My own anxiety grew by the minute, as McGuire tried in vain to stay alive.

I found myself wondering if it was too late for prison officials to call it off, to end the death drama playing out on the other side of the glass. There was no way to unring the bell.

"Please die. Just die," I remember thinking, thoughts that still haunt me two years later.

At 10:52 a.m., about 23 minutes after the deadly chemicals began flowing, the curtain was pulled. Unseen, a physician listened for a heartbeat and found none.

In the weeks and months that followed, a controversy swirled about what had happened and why. The state said that an execution took place, as planned. Capital punishment opponents called it torture.
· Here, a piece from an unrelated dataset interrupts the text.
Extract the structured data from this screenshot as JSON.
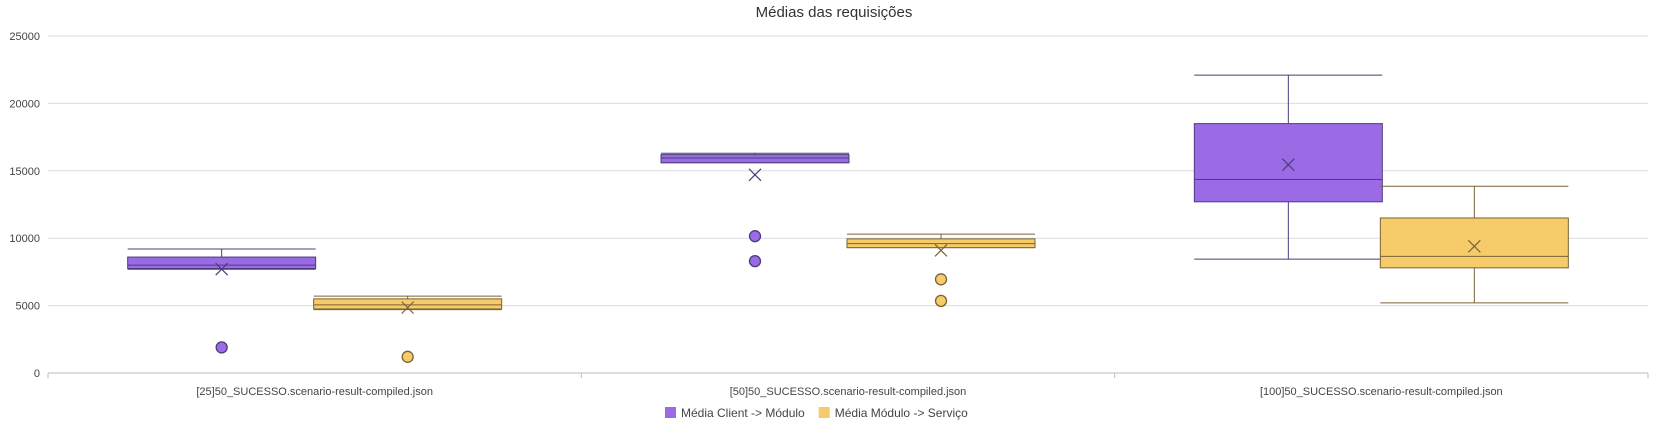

The state abandoned the two-drug combination, but has yet, in the intervening 31 months, come up with a new lethal alternative for the nearly two-dozen scheduled executions. The General Assembly passed a law allowing the state to make anonymous purchases from small "compounding pharmacies" that mix drugs to customer specifications. No Ohio pharmacies were interested in the state's business.

Gov. John Kasich was forced to push back all scheduled executions. The first one, Ronald Phillips, is set for Jan. 12, 2017. The state acknowledges it does not have the lethal injection drugs necessary at this point to carry out Phillips' death sentence.

So for the time being, Ohio is out of the lethal injection business. I will not be making any trips to Lucasville as an execution witness in the near future. Maybe never again.

If there are no more executions, I won't miss Lucasville. Being a witness to death is an important job and the media should always be present. But I won't mind if someone else is watching from here on out.